The most eye-catching move in this process was the announcement, at the end of the Asean-plus-three meetings in Brunei last month, of a plan to create a free-trade area between China and the 10-member Asean within 10 years.

Sources of distrust between China and Asean have included multilateral territorial disputes, especially on the Spratly Islands in the South China Sea; China's historic support for Southeast Asia's communist parties; and China's growing economic and military capabilities.

But China's admission to the World Trade Organisation last month provided a compelling reason for Asean to engage Beijing quickly, as many countries fear being inundated with cheap Chinese goods and agricultural produce. Foreign investment and trade that used to flow Asean's way is likely to be diverted to China. More economic co-operation with China would also help to compensate in part for the export loss caused by the global downturn.

The Sino-Asean free-trade area decision, which would provide Asean with preferential access to China's growing market, is Beijing's strategic move to pacify Asean's economic worries in the short run and to boost regional leaders' dialogue in the longer term to ensure stability in China's Southeast Asian backyard.

The proposal makes economic sense for China, as it does not have the supply of commodities needed to continue to fuel its growth. A bigger regional market for its goods could also act as a buffer against the trade and political demands of the US.

According to a study by the Singapore government, Asean's inter-regional trade contributed to a third of its total trade volume in the 1980s. The share surged to beyond 50 per cent in the 1990s. The study revealed that the surge was not due to increased trade between Asean and Japan but increased trade with China.

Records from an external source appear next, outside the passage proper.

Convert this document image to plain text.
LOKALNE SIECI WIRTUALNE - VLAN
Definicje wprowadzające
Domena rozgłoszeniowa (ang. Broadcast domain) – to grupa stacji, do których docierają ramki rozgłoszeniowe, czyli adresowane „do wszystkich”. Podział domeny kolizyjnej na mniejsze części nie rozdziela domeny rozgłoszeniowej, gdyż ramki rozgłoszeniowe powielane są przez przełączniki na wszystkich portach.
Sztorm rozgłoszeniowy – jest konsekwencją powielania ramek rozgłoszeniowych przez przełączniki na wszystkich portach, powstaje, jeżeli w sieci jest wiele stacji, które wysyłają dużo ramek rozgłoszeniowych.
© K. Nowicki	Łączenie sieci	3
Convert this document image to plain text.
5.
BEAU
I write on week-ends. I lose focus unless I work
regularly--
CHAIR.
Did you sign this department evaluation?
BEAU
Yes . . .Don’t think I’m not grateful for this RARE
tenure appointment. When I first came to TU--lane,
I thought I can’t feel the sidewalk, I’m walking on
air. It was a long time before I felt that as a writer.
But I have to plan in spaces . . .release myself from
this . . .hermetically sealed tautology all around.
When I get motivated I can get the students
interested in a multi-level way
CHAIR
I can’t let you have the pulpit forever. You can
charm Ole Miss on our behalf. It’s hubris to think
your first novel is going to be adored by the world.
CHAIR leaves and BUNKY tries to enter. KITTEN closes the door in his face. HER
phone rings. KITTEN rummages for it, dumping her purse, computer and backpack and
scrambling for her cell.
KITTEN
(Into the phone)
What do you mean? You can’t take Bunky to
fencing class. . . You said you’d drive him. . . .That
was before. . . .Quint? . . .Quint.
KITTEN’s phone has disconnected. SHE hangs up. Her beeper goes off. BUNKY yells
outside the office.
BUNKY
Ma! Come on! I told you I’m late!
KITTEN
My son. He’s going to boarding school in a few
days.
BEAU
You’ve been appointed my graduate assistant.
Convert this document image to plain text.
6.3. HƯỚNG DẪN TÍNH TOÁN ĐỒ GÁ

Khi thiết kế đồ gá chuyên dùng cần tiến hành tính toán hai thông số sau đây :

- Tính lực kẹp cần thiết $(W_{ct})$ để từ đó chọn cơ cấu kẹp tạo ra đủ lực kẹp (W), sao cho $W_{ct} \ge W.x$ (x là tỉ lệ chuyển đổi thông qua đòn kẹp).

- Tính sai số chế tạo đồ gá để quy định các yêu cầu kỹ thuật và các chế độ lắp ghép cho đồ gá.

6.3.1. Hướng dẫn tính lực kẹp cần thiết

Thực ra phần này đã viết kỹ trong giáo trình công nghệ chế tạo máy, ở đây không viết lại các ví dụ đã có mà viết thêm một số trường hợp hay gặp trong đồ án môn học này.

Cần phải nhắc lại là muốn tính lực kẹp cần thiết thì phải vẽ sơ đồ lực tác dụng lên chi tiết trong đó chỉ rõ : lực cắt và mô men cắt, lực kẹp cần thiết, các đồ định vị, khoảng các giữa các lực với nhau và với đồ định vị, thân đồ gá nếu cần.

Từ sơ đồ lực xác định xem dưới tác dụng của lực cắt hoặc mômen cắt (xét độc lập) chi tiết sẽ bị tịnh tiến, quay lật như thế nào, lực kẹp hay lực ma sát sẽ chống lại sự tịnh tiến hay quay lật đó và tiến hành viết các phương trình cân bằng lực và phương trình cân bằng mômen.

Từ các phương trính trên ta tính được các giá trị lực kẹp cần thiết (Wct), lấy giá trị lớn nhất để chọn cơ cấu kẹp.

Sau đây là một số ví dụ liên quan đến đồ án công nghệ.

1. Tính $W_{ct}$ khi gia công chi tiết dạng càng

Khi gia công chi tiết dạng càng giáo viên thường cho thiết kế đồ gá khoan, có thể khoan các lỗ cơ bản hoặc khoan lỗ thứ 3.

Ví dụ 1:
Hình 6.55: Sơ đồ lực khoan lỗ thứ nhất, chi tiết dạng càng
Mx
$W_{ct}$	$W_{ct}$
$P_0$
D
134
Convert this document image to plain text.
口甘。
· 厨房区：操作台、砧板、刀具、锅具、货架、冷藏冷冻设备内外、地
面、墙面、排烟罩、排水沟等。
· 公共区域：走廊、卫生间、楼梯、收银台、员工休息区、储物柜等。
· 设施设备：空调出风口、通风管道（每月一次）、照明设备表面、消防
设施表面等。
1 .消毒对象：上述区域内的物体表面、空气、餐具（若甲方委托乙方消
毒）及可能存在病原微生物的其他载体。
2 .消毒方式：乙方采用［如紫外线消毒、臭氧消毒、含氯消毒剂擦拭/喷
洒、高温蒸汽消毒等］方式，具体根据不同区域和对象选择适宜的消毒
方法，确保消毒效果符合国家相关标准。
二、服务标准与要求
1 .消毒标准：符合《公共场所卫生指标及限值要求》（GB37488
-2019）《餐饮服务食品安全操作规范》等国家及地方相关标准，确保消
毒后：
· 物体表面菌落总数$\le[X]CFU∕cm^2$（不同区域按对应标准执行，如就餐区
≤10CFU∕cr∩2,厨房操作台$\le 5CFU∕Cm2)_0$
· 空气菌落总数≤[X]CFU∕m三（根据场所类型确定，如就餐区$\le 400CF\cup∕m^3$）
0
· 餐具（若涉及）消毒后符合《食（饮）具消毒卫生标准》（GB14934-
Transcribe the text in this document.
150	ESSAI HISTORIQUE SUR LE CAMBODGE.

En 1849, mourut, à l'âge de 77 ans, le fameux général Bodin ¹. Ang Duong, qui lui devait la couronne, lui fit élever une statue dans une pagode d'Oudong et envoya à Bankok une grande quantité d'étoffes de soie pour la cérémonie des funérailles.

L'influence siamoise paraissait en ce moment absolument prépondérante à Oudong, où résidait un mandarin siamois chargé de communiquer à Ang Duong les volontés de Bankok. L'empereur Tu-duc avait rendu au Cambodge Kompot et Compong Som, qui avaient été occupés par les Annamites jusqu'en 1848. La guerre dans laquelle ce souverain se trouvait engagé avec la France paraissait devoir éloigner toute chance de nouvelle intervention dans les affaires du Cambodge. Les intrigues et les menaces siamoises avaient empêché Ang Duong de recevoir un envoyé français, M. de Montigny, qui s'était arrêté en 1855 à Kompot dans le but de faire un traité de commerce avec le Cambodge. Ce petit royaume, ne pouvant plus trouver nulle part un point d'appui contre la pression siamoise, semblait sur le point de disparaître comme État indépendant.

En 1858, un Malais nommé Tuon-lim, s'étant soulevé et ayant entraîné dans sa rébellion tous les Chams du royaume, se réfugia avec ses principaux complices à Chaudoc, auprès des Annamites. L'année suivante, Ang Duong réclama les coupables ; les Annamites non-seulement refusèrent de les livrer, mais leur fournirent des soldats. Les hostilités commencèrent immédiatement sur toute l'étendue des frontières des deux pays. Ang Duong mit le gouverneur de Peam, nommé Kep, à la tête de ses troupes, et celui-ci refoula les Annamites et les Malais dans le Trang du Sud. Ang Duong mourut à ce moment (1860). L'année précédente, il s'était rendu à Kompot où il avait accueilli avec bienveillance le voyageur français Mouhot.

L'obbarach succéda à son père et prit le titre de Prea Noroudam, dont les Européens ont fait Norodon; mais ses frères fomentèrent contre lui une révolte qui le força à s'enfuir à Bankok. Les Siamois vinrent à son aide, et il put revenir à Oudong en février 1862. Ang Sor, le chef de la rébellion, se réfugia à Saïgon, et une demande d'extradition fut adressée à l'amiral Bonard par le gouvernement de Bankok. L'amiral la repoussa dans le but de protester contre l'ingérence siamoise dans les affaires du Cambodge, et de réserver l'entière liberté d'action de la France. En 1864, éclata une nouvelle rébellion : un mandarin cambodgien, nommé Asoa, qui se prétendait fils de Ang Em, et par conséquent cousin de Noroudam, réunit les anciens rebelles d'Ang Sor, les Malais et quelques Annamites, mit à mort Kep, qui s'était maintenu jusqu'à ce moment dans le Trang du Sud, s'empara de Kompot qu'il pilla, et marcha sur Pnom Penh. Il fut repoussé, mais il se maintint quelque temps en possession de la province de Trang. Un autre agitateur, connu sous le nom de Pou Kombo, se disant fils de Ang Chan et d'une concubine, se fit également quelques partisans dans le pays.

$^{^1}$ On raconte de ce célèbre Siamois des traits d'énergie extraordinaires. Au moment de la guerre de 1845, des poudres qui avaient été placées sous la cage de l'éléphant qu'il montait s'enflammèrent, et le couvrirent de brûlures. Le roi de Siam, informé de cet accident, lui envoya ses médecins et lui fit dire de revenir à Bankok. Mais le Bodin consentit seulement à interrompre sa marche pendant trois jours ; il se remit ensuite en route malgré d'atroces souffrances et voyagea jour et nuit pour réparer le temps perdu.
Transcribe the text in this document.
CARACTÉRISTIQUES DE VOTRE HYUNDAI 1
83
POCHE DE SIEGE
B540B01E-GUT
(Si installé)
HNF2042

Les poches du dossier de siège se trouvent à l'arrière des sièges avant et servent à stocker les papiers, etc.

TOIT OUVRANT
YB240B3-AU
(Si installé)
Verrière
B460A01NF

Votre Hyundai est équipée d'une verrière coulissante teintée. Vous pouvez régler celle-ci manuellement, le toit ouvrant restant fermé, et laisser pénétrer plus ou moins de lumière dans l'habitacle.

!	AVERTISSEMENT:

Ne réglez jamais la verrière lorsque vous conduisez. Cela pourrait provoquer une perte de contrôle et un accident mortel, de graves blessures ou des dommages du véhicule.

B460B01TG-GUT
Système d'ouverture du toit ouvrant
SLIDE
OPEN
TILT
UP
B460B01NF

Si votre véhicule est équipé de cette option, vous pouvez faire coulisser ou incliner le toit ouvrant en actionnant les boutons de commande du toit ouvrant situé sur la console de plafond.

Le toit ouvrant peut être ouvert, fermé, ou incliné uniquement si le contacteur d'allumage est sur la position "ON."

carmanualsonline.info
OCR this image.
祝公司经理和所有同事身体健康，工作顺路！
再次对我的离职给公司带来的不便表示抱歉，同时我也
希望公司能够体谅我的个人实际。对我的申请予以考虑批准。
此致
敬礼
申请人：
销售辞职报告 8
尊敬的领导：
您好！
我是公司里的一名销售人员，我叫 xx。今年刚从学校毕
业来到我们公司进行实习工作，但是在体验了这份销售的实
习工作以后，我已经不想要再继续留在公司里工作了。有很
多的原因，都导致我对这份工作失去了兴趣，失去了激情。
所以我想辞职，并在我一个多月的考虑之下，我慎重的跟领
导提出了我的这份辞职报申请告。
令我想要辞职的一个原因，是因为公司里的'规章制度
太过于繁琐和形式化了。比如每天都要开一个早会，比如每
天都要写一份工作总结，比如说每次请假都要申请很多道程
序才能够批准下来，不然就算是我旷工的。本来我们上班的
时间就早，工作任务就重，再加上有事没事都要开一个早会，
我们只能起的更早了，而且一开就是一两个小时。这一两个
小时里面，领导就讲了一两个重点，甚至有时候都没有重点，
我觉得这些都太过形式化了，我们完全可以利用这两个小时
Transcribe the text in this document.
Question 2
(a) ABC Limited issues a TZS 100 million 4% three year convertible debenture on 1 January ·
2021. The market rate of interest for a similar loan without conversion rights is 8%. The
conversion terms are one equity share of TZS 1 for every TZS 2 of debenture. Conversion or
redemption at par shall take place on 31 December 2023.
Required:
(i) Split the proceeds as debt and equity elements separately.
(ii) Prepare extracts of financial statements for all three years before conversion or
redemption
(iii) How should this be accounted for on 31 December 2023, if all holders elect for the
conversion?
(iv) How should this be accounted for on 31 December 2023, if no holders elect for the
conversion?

Premier Zhu Rongji signalled the importance China attached to Asean by proposing in 1998 that the Asean plus-three meetings be expanded to include financial ministers and central bank governors in the region.

Negotiations over a code of conduct in the South China Sea between China and Asean over the disputed territories have been slow. But a member of an expert group at the Asean plus-three meetings, Shi Chunlai, said he expected the code to be signed next year. "There are conflicts of interest between China and Asean but the two also have a huge area of mutual interest," said Mr Shi, a senior researcher with the International Relations Research Institute of the Foreign Ministry.

"If the dispute among nations over the Spratly Islands cannot be resolved, China is committed to jointly develop the archipelago with concerned Asean countries instead."

China hopes the summit with Asean, Japan and South Korean leaders will lead to conventional regional security co-operation.

"Last month's Asean plus-three summit has started the co-operation on non-conventional regional security issues. Leaders condemned 'in the strongest terms' the September 11 attacks on the United States and pledged to co-operate in the war against terrorism," Mr Shi said.

China hopes such developments will lead to more in-depth regional security co-operation on curbing drug trafficking, pirates, arms smuggling and illegal immigrants. The mainland also hopes co-operation will bring conventional regional security ties such as regular exchanges of military and national security officials.

But the region's leaders were sceptical of a proposal to expand the Asean-plus-three summit to include all East Asian countries. They were equally reluctant to build a mega-regional trade bloc to cover all East Asian counterparts.

While strengthening ties with China, Japan and Korea last month, Asean leaders rejected the "East Asia summit" proposal, fearing it would dilute Asean's leading role in the regional summit. The insistence that the venue of each Asean-plus-three meeting be held in Asean countries demonstrated the bloc's caution against expansion of influence by other Asian countries, including China.

Meanwhile, China also did not agree on a proposal to consider setting up a China-Japan-South Korea free-trade area due to the development gap between China and Japan.